Q: I work at a private classical Christian school in the Kansas City area. Our board has agreed to use the Benevon Model, but we are having a difficult time coming up with the Emotional Hook. While we do give away a lot of money for financial aid, the bulk of our students live in an area that is considered affluent. Therefore, even though our school needs financial support (tuition does not cover the budget and unexpected expenses) we have not been able to come up with a story that motivates people to give. Do you have any suggestions? Our headmaster is now wanting to add traditional types of fundraising to supplement the Benevon Model and I would like to avoid that at all costs.
Jane in Missouri
A: The Emotional Hook is a key ingredient of the Point of Entry Event and the Ask Event. While not every guest will choose to become more involved with your organization, you must connect guests to your mission deeply enough that the folks who do believe in your work feel called to get involved after attending the event.

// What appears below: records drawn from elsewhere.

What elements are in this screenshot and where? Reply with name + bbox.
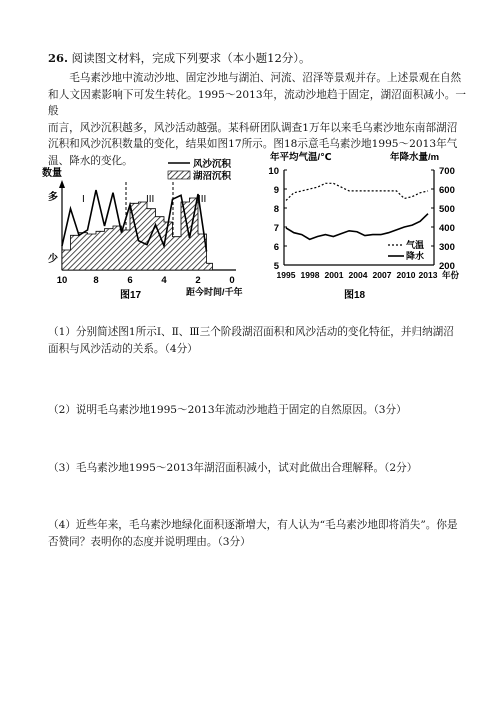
fig17-x-tick: 0	[229, 275, 235, 286]
fig18-x-tick: 1998	[300, 270, 320, 280]
fig18-legend-temp-label: 气温	[406, 240, 425, 250]
fig17-caption: 图17	[120, 290, 142, 301]
fig17-y-high: 多	[48, 192, 58, 203]
subquestion-line: （2）说明毛乌素沙地1995～2013年流动沙地趋于固定的自然原因。（3分）	[48, 404, 407, 416]
fig17-x-tick: 10	[56, 275, 68, 286]
question-number: 26.	[48, 51, 69, 65]
fig18-x-tick: 2004	[348, 270, 368, 280]
fig18-y-left-ticks	[268, 166, 279, 272]
fig17-y-low: 少	[48, 254, 58, 265]
fig18-y-right-tick: 300	[439, 242, 455, 253]
fig17-y-arrow	[59, 180, 65, 188]
material-line: 和人文因素影响下可发生转化。1995～2013年，流动沙地趋于固定，湖沼面积减小。一般	[48, 88, 466, 117]
fig17-stage-label: III	[146, 194, 155, 205]
subquestion-4	[48, 517, 468, 551]
subquestion-line: （3）毛乌素沙地1995～2013年湖沼面积减小，试对此做出合理解释。（2分）	[48, 462, 418, 474]
fig18-y-left-tick: 9	[273, 185, 279, 196]
fig17-legend-area-label: 湖沼沉积	[193, 171, 232, 182]
fig18-y-right-label: 年降水量/m	[390, 152, 440, 163]
fig18-y-right-tick: 200	[439, 261, 455, 272]
fig17-x-label: 距今时间/千年	[186, 287, 243, 297]
fig18-y-left-tick: 7	[273, 223, 279, 234]
fig18-x-tick: 1995	[276, 270, 296, 280]
material-line: 毛乌素沙地中流动沙地、固定沙地与湖泊、河流、沼泽等景观并存。上述景观在自然	[69, 72, 462, 84]
question-heading	[48, 50, 311, 66]
figure-17	[40, 150, 255, 305]
fig18-y-left-tick: 10	[268, 166, 279, 177]
fig18-y-right-tick: 400	[439, 223, 455, 234]
fig18-y-left-tick: 8	[273, 204, 279, 215]
fig18-y-right-ticks	[439, 166, 455, 272]
subquestion-line: 否赞同？表明你的态度并说明理由。（3分）	[48, 536, 251, 548]
fig17-x-tick: 8	[93, 275, 99, 286]
fig18-temperature-line	[286, 183, 428, 200]
fig17-x-tick: 4	[161, 275, 167, 286]
fig17-x-ticks	[57, 275, 235, 286]
fig18-y-left-tick: 5	[273, 261, 279, 272]
fig17-stage-label: III	[198, 194, 207, 205]
fig18-x-tick: 2013	[418, 270, 438, 280]
fig18-x-tick: 2007	[372, 270, 392, 280]
fig18-y-right-tick: 700	[439, 166, 455, 177]
subquestion-1	[48, 324, 468, 358]
question-instruction: 阅读图文材料，完成下列要求（本小题12分）。	[71, 51, 311, 65]
fig17-stage-label: I	[82, 194, 85, 205]
fig18-y-left-tick: 6	[273, 242, 279, 253]
fig18-y-right-tick: 500	[439, 204, 455, 215]
subquestion-3	[48, 460, 468, 477]
fig17-y-label: 数量	[42, 168, 62, 179]
subquestion-line: （4）近些年来，毛乌素沙地绿化面积逐渐增大，有人认为“毛乌素沙地即将消失”。你是	[48, 519, 458, 531]
fig18-y-left-label: 年平均气温/℃	[270, 152, 332, 163]
material-line: 温、降水的变化。	[48, 154, 133, 167]
subquestion-line: 面积与风沙活动的关系。（4分）	[48, 343, 198, 355]
material-line: 而言，风沙沉积越多，风沙活动越强。某科研团队调查1万年以来毛乌素沙地东南部湖沼	[48, 121, 458, 134]
material-line: 沉积和风沙沉积数量的变化，结果如图17所示。图18示意毛乌素沙地1995～2013年气	[48, 138, 458, 150]
fig17-legend-area-swatch	[168, 171, 190, 179]
fig17-x-tick: 6	[127, 275, 133, 286]
figure-18	[262, 150, 477, 305]
subquestion-2	[48, 402, 468, 419]
fig18-y-right-tick: 600	[439, 185, 455, 196]
fig18-legend-precip-label: 降水	[406, 251, 425, 261]
fig18-caption: 图18	[344, 290, 366, 301]
fig18-x-tick: 2010	[396, 270, 416, 280]
fig18-x-tick: 2001	[324, 270, 344, 280]
fig17-x-tick: 2	[195, 275, 201, 286]
subquestion-line: （1）分别简述图1所示Ⅰ、Ⅱ、Ⅲ三个阶段湖沼面积和风沙活动的变化特征，并归纳湖沼	[48, 326, 454, 338]
fig18-x-unit: 年份	[442, 270, 460, 280]
fig18-x-ticks	[277, 270, 438, 280]
fig17-legend-line-label: 风沙沉积	[193, 159, 232, 170]
fig18-precipitation-line	[286, 214, 428, 240]
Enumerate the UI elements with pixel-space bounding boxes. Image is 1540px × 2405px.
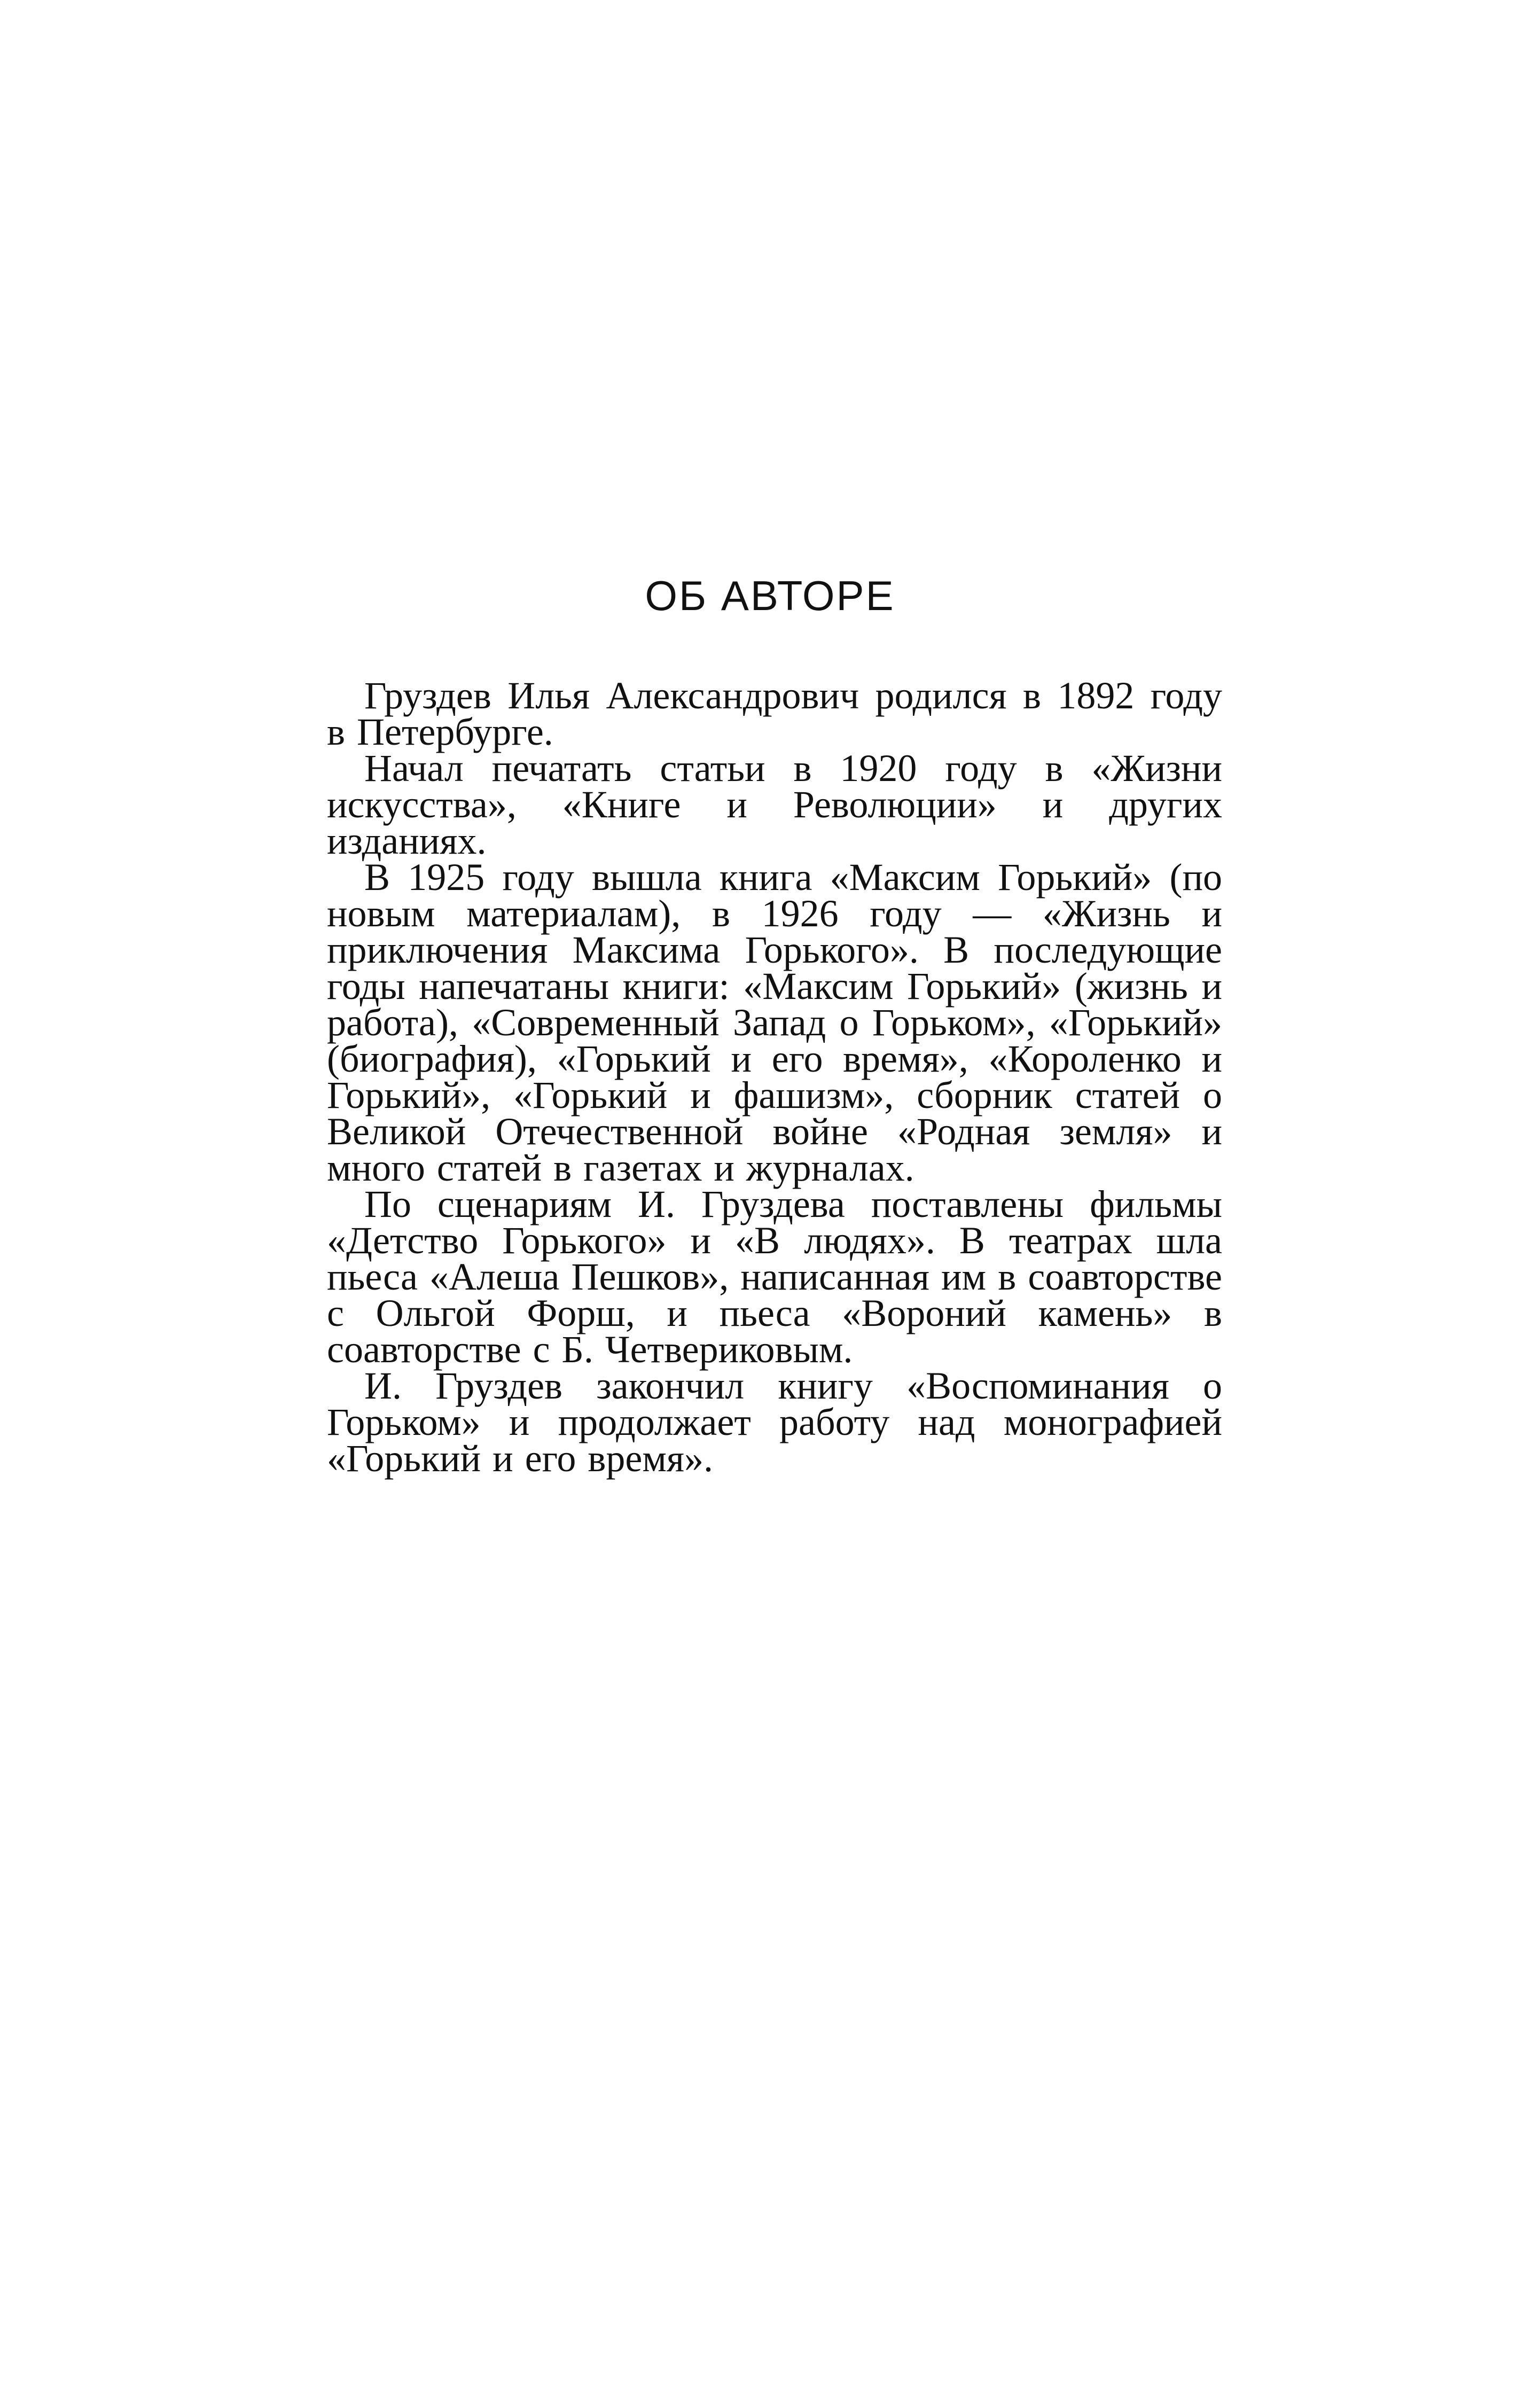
bio-paragraph-books: В 1925 году вышла книга «Максим Горький» (по новым материалам), в 1926 году — «Жизнь и приключения Максима Горького». В последующие годы напечатаны книги: «Максим Горький» (жизнь и работа), «Современный Запад о Горьком», «Горький» (биография), «Горький и его время», «Короленко и Горький», «Горький и фашизм», сборник статей о Великой Отечественной войне «Родная земля» и много статей в газетах и журналах. bbox=[327, 856, 1222, 1189]
bio-paragraph-early-career: Начал печатать статьи в 1920 году в «Жизни искусства», «Книге и Революции» и других изданиях. bbox=[327, 747, 1222, 862]
author-bio bbox=[327, 674, 1222, 1480]
bio-paragraph-films-plays: По сценариям И. Груздева поставлены фильмы «Детство Горького» и «В людях». В театрах шла пьеса «Алеша Пешков», написанная им в соавторстве с Ольгой Форш, и пьеса «Вороний камень» в соавторстве с Б. Четвериковым. bbox=[327, 1183, 1222, 1371]
section-heading: ОБ АВТОРЕ bbox=[645, 572, 895, 619]
bio-paragraph-current-work: И. Груздев закончил книгу «Воспоминания о Горьком» и продолжает работу над монографией «Горький и его время». bbox=[327, 1364, 1222, 1480]
bio-paragraph-birth: Груздев Илья Александрович родился в 1892 году в Петербурге. bbox=[327, 674, 1222, 753]
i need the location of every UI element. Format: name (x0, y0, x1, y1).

We encourage each team member we work with to start by looking at their own passion for the work they do. After all, there are hundreds of other causes that they could be supporting—why work at this nonprofit or serve on this particular board? Each speaker at your Point of Entry—from your Visionary Leader, to your tour guide, to your storytellers—should briefly say why they do this work. If they are sharing from the heart, that will be moving to the attendees.
We also recommend that you vary the perspectives of your storytellers throughout the Point of Entry. Since you should be having three stops, perhaps one story is told by a parent, one by a teacher, and the last by a student or alumni of the school. Be sure you have coached them to share the deeper emotional connection in each story, not to just keep it surface-level. Each storyteller should be scripted and rehearsed and should share their story consistently from one Point of Entry to the next.
At each of your tour stops, you will also highlight a myth, a myth-busting fact, and a need. For example, let's look at one tour stop where you share the impact of your school on one student who was able to enroll due to tuition assistance being available. The myth might be that a classical Christian school is only for affluent families. The myth-busting fact could be that while you do serve families who pay full tuition, 40% of the students at your school receive tuition assistance that makes it possible to be there. Then the need that comes after the story, for example a story about a student on partial scholarship who goes on to great achievements, could be that for every student you can award tuition assistance to, there are other families in need. Perhaps they are families who want this type of education for their child but feel they cannot afford it, perhaps it's a family choosing which of their two children they need to send to your school most. In order to reach these families in need, you would like to provide an additional 25% in tuition assistance each year.
The final testimonial is another key place for the emotion to come through in your Point of Entry Event. This should be delivered first-hand by a parent, student, or even a teacher who has been impacted by your school. For this story and the others, keep in mind that the person may have been "fine" when they came to you, but how did they get where they are now? How did you take that student from good to great? What will these students be doing when they leave your school and how will you have prepared them to be the future business leaders, parents, elected officials, etc. in your community?